Found under the pigment family anthocyanins, it is the same group as pigments found in autumn leaves that change them red/orange. Delphinidin-3-glucoside is made up of a three carbon ring, various sugars connected and is low in pH level. The pigment, with loss of one or more hydrogen ions, changes in levels of pH. I chose to use this article as a relation to the biochemistry unit, because we covered a lot of topics and experiments involving identifying acids and bases, and determining pH level. I found it interesting how the article was able to not only teach the differences of acidity and basicity in the environment of these blooms but also how it works to effect the changes in their colourful bloom. Information found in this article was very interesting, I personally had no idea that a beautiful bloom such as this was based so solely on biochemistry and lacked in pigments and the usage of light energy for reflection and absorption. The best thing about using this article is that i was able to relate, compare, and learn facts, at a level I can completely understand.
It provided the information that I needed but at a reasonable level of understanding. Because this article is so based on the chemistry and reactions that change in pH level can result in, it made it a great opportunity for me to use this as a comparative article to the information i learned in biochemistry. In the biochemistry unit I remember doing a lab on different acids and bases, we tested them for their different pH levels, to see how they would react and change the colour of the litmus paper, and what type of changes they could make in reactions. I find there is a lot of relation in that lab and how the hydrangea blooms work because we used litmus paper to obtain our results, and the hydrangea blooms work as an environments litmus paper in a way. They naturally change based on acidity and basicity. On top of that we also covered the chemicals of life, and the main organic chemicals of life consist of carbon, oxygen and hydrogen.
WIthout these the plants wouldn’t be able to do their job. I clued into this when i realized that the more basic solutions ionize and become aluminum hydroxide, and also that the structure of delphinidin-3-glucoside is a three carbon ring. I got thinking and put into assumption that if the only pigment, and the soil hadn’t obtained some of the key organic chemicals of life, that the hydrangeas would not be working in the way that they do today.

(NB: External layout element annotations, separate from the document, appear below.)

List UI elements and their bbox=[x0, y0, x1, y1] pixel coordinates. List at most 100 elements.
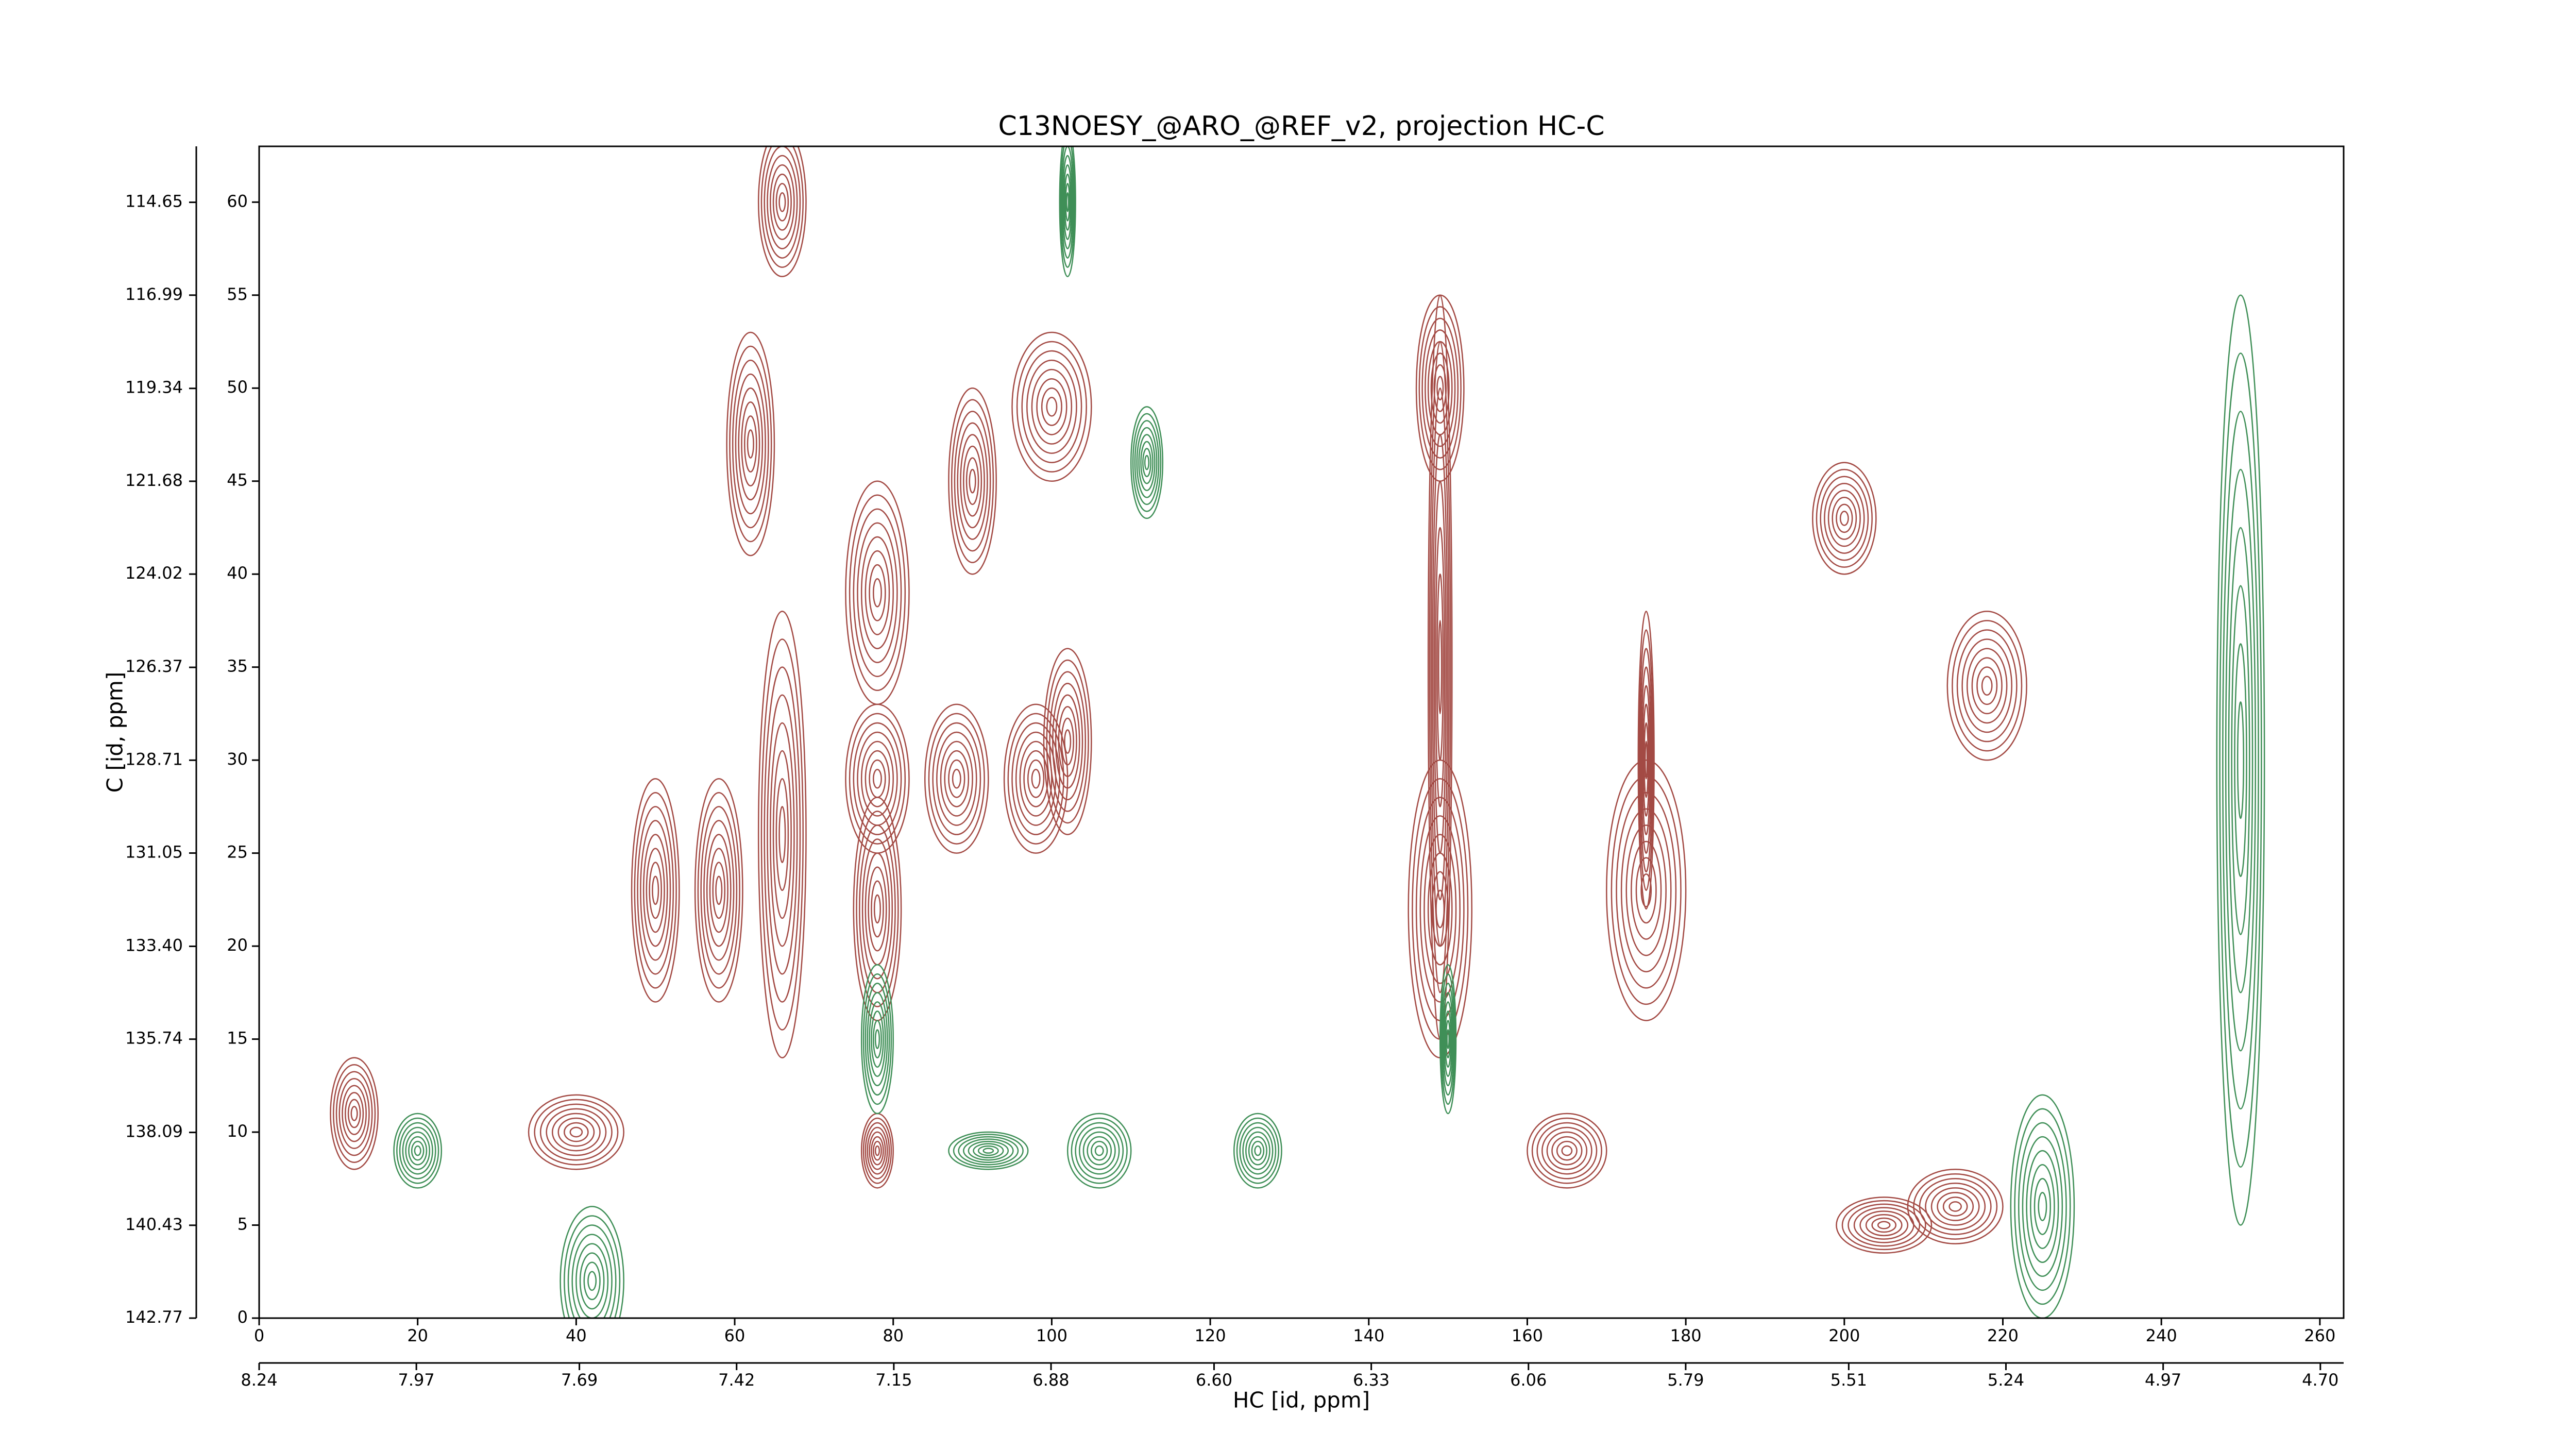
contour-level bbox=[1946, 611, 2027, 761]
contour-level bbox=[1956, 629, 2018, 743]
contour-level bbox=[772, 173, 792, 231]
x-tick-label: 140 bbox=[1353, 1326, 1384, 1345]
contour-level bbox=[564, 1122, 589, 1142]
contour-level bbox=[871, 1010, 884, 1068]
contour-level bbox=[1640, 873, 1652, 907]
contour-level bbox=[948, 387, 997, 575]
contour-level bbox=[649, 862, 662, 919]
contour-level bbox=[778, 192, 786, 212]
contour-level bbox=[1019, 740, 1053, 817]
contour-level bbox=[873, 578, 882, 608]
contour-level bbox=[2033, 1178, 2052, 1235]
contour-level bbox=[2234, 643, 2247, 877]
contour-level bbox=[757, 611, 807, 1058]
y-tick-label: 5 bbox=[238, 1215, 248, 1234]
contour-level bbox=[1061, 717, 1074, 766]
contour-level bbox=[1930, 1187, 1980, 1226]
contour-level bbox=[957, 422, 988, 540]
y-tick-label: 55 bbox=[227, 284, 248, 304]
contour-level bbox=[862, 1117, 892, 1184]
x2-tick-label: 5.24 bbox=[1988, 1370, 2024, 1390]
contour-level bbox=[973, 1143, 1004, 1158]
contour-level bbox=[2225, 468, 2257, 1052]
contour-level bbox=[560, 1206, 624, 1318]
contour-level bbox=[1140, 441, 1154, 484]
contour-level bbox=[1055, 694, 1080, 789]
contour-level bbox=[1981, 676, 1993, 696]
y-tick-label: 35 bbox=[227, 656, 248, 676]
contour-level bbox=[958, 1136, 1019, 1166]
contour-level bbox=[393, 1113, 443, 1189]
contour-level bbox=[1871, 1217, 1897, 1233]
x-tick-label: 0 bbox=[254, 1326, 264, 1345]
contour-level bbox=[631, 778, 680, 1003]
contour-level bbox=[741, 401, 760, 486]
contour-layer bbox=[330, 146, 2265, 1318]
contour-level bbox=[1421, 317, 1459, 459]
contour-level bbox=[1642, 703, 1650, 817]
contour-level bbox=[1036, 378, 1067, 435]
contour-level bbox=[411, 1140, 425, 1161]
y-tick-label: 0 bbox=[238, 1307, 248, 1327]
contour-level bbox=[1031, 768, 1041, 789]
y-tick-label: 25 bbox=[227, 843, 248, 862]
contour-level bbox=[1023, 750, 1048, 807]
contour-level bbox=[1440, 973, 1456, 1105]
contour-level bbox=[1907, 1168, 2004, 1244]
contour-level bbox=[1239, 1122, 1277, 1180]
contour-level bbox=[1060, 146, 1075, 268]
contour-level bbox=[1967, 648, 2008, 724]
contour-level bbox=[1254, 1145, 1262, 1156]
contour-level bbox=[1971, 657, 2003, 715]
contour-level bbox=[1049, 671, 1087, 812]
contour-level bbox=[1641, 685, 1651, 835]
y2-tick-label: 128.71 bbox=[125, 749, 183, 769]
y2-tick-label: 121.68 bbox=[125, 470, 183, 490]
contour-level bbox=[712, 862, 726, 919]
contour-level bbox=[857, 731, 898, 826]
contour-level bbox=[1144, 454, 1150, 470]
contour-level bbox=[338, 1078, 370, 1149]
x2-tick-label: 6.06 bbox=[1510, 1370, 1547, 1390]
y-axis-label: C [id, ppm] bbox=[103, 672, 128, 793]
contour-level bbox=[778, 806, 786, 863]
contour-level bbox=[528, 1094, 624, 1170]
contour-level bbox=[1913, 1173, 1998, 1240]
contour-level bbox=[350, 1106, 358, 1121]
y-tick-label: 20 bbox=[227, 935, 248, 955]
x-tick-label: 20 bbox=[407, 1326, 428, 1345]
contour-level bbox=[1016, 341, 1087, 473]
contour-level bbox=[1439, 964, 1457, 1115]
contour-level bbox=[845, 480, 910, 705]
contour-level bbox=[726, 331, 775, 557]
contour-level bbox=[1418, 306, 1462, 470]
contour-level bbox=[700, 806, 738, 975]
contour-level bbox=[2228, 527, 2253, 993]
contour-level bbox=[1007, 713, 1064, 845]
contour-level bbox=[345, 1092, 364, 1135]
contour-level bbox=[1442, 992, 1454, 1087]
contour-level bbox=[871, 880, 884, 938]
contour-level bbox=[1976, 666, 1998, 705]
y2-tick-label: 126.37 bbox=[125, 656, 183, 676]
contour-level bbox=[1011, 722, 1061, 835]
contour-level bbox=[567, 1224, 617, 1318]
contour-level bbox=[849, 494, 906, 692]
contour-level bbox=[1445, 1020, 1451, 1058]
contour-level bbox=[867, 992, 888, 1087]
contour-level bbox=[1075, 1122, 1124, 1180]
contour-level bbox=[770, 164, 795, 240]
contour-level bbox=[924, 703, 989, 854]
contour-level bbox=[1094, 1145, 1104, 1156]
x2-tick-label: 7.69 bbox=[561, 1370, 598, 1390]
x-tick-label: 240 bbox=[2146, 1326, 2177, 1345]
contour-level bbox=[729, 345, 772, 543]
plot-frame bbox=[258, 145, 2345, 1319]
x-tick-label: 180 bbox=[1670, 1326, 1702, 1345]
contour-level bbox=[1026, 359, 1077, 454]
contour-level bbox=[2038, 1192, 2047, 1221]
contour-level bbox=[1245, 1131, 1270, 1170]
contour-level bbox=[571, 1234, 613, 1318]
contour-level bbox=[1816, 468, 1873, 568]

They would lack this and consumption of aluminum would be different too. Because aluminum bonds with a hydroxide ion, if that O, and H were not available that soil would not be basic and would likely prevent from any hydrangea to bloom in the colours of red through pink. In conclusion, without biochemistry hydrangea plants would not bloom as uniquely as they do currently, and likely would result in different reactions.